Title
Secretary-General, Greatly Concerned Over Yesterday’s Rocket Attacks Against Israel, Retaliatory Strikes, Urges Maximum Restraint (Press Release), SG/SM/15234
Note
At the United Nations, self-defense for Israel has long been a theoretical right. Every time it is actually used, it's a problem. Last Thursday, four rockets from Lebanese territory targeted northern Israel, one of them falling close to a home occupied by Holocaust survivors. Israel responded the following day by specifically targeting and bombing a terrorist base in Lebanon. So what did the UN do?

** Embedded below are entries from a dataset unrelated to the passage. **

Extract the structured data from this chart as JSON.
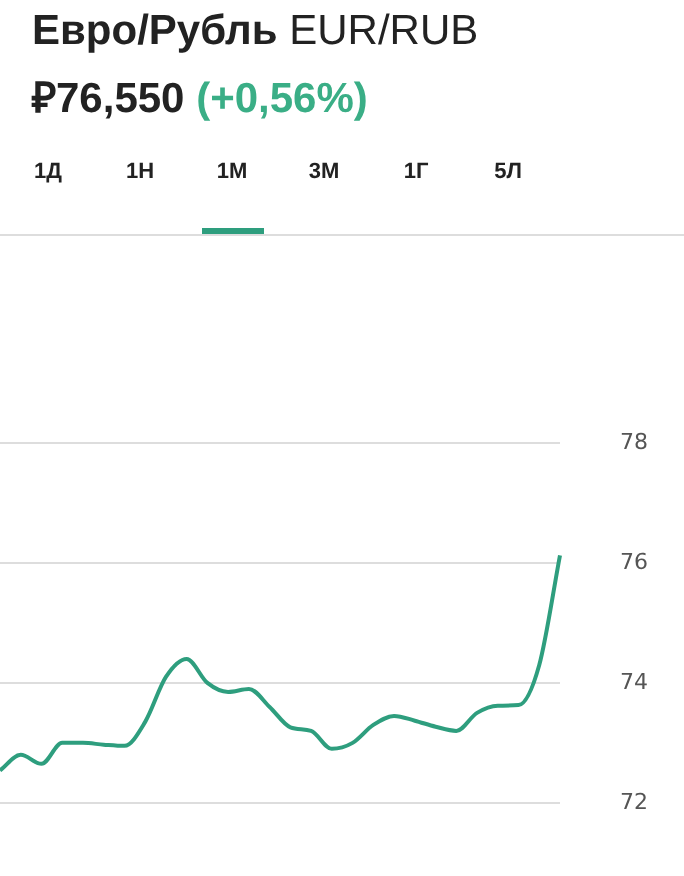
{
  "chart_data": {
    "type": "line",
    "title": "Евро/Рубль EUR/RUB",
    "subtitle": "₽76,550 (+0,56%)",
    "annotations": [
      "1Д",
      "1Н",
      "1М",
      "3М",
      "1Г",
      "5Л"
    ],
    "categories": [
      null,
      null,
      null,
      null,
      null,
      null,
      null,
      null,
      null,
      null,
      null,
      null,
      null,
      null,
      null,
      null,
      null,
      null,
      null,
      null,
      null,
      null,
      null,
      null,
      null,
      null,
      null,
      null
    ],
    "series": [
      {
        "color": "#2e9e7e",
        "values": [
          72.54,
          72.8,
          72.65,
          73.0,
          73.0,
          72.97,
          72.95,
          73.35,
          74.1,
          74.4,
          74.0,
          73.85,
          73.9,
          73.6,
          73.26,
          73.2,
          72.9,
          73.0,
          73.3,
          73.45,
          73.37,
          73.27,
          73.2,
          73.5,
          73.62,
          73.63,
          74.3,
          76.13
        ]
      }
    ],
    "ylim": [
      72,
      78
    ],
    "yticks": [
      72,
      74,
      76,
      78
    ],
    "grid": "y",
    "legend": false,
    "tick_labels": "y",
    "marker": "none",
    "line_style": "solid"
  }
}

Secretary-General Ban Ki-moon issued a statement in which he said, on the one hand, "the firing of rockets" - no name, no perpetrator, no use of the word terrorist - was a violation of Security Council resolution 1701. And, on the other hand, Israel's "retaliatory strikes" drew this: "The Secretary-General...condemns any and all violations of resolution 1701... He urges all concerned to exercise maximum restraint and cooperate with UNIFIL, in order to prevent an escalation. The parties must fully adhere to resolution 1701 (2006) and respect the cessation of hostilities agreement."
There should have been no other hand. There should have been "thank you Israel for responding quickly to the attempt by terrorists to broaden the Syrian conflict, divert attention from recent horrors there, and for demonstrating to real enemies that democracies are not all feckless weaklings cowering from the responsibility of defending freedom."